As I arrived at the airport Monday morning, I could feel the weight and burden of the accepted challenge literally grieving my back as the Book of Mormon remained in my laptop bag, beckoning me and almost mocking my weekend, personal proselyting failures. With a prayer to meet someone with whom I could share the message, I approached my boarding gate. As the flight was over sold and storage was a commodity, I stepped to the gate desk to check my carry-on. Simultaneously, a woman, whom I assessed was Chinese, was asked whether she could communicate the instructions necessary to operate the "exit" row seating she had been assigned and with a non-response was asked to step to the side. The man behind the counter immediately asked me whether I'd like an "exit" row seat. Extra leg room? Uh, sure!

I made my way onto the plane and found my window seat. Shortly after, a woman traveling alone, looking shy, book in hand, sat down next to me. After getting settled in, I said hello and we exchanged introductions. I figured it would only be a matter of time before the laptop came out in response to her own nose diving into her book. How wrong I was.

It took only 15 minutes before she expressed how happy she was to be sitting next to me, that her family prayers had been answered. About 30 minutes in and we were both on the verge of tears from sharing spiritually uplifting experiences. By the end of the flight I had told her about temples, the Book of Mormon, priesthood authority and gave her an invitation to look us up in Fort Worth when she would be moving out to Virginia via a road trip in February. Yet, through the conversation, there was never a good moment to actually invite her to read the Book of Mormon. I felt a slight reluctance coming from her and I never felt prompted to invite her to accept it. It remained in my laptop bag, taunting me, and further weighing me down even as I departed the plan in Phoenix.

After getting some Pei Wei Caramel Chicken and resolving to eat it in the food court rather than back at the gate, I searched for a seat and found one at a high table with bar stools. I sat across from a man to whom I said hello and received a cheery response. He was from the Democratic Republic of Congo and we struck up a quick conversation while I ate.

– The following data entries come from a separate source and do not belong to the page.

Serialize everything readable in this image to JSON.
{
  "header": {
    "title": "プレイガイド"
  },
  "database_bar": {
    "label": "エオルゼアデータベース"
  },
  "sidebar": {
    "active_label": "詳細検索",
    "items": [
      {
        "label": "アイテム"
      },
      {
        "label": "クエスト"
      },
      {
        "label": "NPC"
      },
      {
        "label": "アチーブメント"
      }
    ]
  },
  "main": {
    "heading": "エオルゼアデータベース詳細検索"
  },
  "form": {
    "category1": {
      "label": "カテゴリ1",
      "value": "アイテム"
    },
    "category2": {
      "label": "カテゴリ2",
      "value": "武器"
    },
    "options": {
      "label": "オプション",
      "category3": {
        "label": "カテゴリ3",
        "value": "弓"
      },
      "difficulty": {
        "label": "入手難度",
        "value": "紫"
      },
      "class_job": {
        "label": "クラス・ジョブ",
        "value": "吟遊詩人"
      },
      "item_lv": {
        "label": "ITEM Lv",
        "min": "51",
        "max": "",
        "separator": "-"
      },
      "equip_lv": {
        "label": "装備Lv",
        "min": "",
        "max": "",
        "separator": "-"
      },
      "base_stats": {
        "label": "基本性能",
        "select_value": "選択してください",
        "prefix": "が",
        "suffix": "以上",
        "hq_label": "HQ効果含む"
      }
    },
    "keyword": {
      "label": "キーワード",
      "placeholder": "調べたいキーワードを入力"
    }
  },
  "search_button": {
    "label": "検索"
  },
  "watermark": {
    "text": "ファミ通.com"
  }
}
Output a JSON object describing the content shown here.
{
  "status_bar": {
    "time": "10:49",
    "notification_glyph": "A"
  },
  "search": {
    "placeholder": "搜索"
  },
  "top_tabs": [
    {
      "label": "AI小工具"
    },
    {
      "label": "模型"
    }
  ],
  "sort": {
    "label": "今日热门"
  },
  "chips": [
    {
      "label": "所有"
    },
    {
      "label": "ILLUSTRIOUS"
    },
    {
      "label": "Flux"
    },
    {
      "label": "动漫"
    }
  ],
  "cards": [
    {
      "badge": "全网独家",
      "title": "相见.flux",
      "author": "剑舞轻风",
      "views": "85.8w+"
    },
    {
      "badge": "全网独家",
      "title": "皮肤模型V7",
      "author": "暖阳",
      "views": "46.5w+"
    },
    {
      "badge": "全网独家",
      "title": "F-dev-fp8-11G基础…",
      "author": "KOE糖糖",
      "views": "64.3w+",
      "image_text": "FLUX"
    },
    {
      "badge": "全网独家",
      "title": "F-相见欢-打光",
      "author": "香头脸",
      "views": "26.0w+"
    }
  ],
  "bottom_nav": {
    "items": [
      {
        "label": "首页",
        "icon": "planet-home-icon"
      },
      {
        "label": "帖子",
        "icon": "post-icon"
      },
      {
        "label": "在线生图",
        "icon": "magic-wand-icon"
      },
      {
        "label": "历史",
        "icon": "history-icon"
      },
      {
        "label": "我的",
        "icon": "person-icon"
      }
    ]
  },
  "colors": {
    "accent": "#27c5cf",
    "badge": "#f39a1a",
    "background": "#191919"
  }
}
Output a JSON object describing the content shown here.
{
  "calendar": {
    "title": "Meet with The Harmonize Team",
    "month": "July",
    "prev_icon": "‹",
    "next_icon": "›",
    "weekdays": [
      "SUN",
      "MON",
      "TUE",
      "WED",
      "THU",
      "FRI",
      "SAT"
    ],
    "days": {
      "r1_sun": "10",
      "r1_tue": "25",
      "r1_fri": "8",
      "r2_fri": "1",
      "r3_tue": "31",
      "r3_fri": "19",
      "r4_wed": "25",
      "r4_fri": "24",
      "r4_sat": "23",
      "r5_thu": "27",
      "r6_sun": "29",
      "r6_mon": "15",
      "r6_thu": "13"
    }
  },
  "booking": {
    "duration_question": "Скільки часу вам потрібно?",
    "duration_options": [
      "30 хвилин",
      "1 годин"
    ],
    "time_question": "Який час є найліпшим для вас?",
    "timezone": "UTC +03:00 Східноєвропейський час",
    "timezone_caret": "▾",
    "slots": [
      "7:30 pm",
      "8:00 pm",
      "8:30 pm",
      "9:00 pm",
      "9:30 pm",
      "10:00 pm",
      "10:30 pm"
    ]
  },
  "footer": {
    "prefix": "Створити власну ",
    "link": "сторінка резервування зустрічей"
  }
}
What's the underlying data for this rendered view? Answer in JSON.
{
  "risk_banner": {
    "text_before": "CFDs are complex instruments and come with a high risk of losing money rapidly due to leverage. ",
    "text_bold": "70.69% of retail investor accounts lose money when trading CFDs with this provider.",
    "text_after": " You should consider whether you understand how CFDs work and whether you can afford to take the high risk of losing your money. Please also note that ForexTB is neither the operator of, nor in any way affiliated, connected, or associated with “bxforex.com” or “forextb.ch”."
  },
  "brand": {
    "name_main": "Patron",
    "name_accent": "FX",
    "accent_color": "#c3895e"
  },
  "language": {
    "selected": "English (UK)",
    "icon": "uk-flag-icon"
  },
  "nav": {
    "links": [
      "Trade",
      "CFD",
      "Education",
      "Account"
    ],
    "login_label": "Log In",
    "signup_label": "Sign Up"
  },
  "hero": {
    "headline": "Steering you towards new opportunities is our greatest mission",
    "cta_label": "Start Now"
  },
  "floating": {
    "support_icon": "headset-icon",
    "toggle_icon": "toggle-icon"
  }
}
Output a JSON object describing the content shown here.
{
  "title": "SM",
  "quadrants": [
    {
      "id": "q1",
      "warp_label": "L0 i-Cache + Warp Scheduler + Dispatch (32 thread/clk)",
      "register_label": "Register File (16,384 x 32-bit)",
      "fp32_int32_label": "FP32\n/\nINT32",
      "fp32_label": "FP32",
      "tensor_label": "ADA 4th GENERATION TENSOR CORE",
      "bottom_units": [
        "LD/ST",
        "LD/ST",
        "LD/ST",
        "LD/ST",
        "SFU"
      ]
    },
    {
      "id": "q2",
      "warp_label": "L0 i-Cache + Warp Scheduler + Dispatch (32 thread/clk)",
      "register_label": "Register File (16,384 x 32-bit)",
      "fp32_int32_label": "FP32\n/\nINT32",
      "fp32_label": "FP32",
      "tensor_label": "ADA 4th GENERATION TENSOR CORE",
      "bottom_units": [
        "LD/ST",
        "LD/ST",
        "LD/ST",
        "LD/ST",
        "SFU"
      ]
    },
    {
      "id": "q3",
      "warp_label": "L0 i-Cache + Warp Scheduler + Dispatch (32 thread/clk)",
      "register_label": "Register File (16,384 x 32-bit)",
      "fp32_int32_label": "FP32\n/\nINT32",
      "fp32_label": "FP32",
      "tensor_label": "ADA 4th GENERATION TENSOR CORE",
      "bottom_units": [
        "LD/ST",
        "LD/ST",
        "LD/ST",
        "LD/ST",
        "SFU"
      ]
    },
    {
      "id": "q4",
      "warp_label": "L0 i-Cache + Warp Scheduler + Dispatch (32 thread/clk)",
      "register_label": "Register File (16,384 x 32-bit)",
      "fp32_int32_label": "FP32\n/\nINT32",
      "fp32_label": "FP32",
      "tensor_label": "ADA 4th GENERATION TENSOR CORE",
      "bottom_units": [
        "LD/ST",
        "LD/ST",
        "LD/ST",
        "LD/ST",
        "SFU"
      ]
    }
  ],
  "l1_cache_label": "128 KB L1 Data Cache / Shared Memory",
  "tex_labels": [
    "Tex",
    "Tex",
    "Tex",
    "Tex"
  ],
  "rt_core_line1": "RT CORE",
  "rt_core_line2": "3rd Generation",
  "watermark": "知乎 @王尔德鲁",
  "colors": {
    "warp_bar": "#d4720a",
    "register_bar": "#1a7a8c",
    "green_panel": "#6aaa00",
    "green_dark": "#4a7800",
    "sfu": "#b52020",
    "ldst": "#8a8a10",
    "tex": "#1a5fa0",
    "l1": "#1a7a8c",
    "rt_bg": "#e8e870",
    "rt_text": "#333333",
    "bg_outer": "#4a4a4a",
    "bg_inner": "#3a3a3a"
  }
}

He was a food service worker there at the airport and had been blessed to leave his country, join himself with various denominations and even helped form churches in Senegal. I asked him whether he had heard on the news anything about the Gilbert, AZ temple and then showed him pictures of the beautiful edifice. He seemed intrigued and I felt prompted to invite him to read the Book of Mormon. I pulled out the book that had been in my care the whole weekend, knowing that Gregoire from the DR Congo was to receive it, which he did. He promised to read it. I left my mobile # and name on the inside cover and he was excited to receive a book from someone with the same name, Gregory. The light that was shining in his eyes at the invitation and acceptance of the gift was obvious and my heart, previously burden from a very trying weekend, was quickly lifted, knowing I had shared a piece of joy and love with another one of God's willing children. Even more than the sharing, I felt God's love come upon me, feeling at peace that He was working through me yet again and I was so grateful for the experience.

When was the last time you shared the Book of Mormon and what was your experience?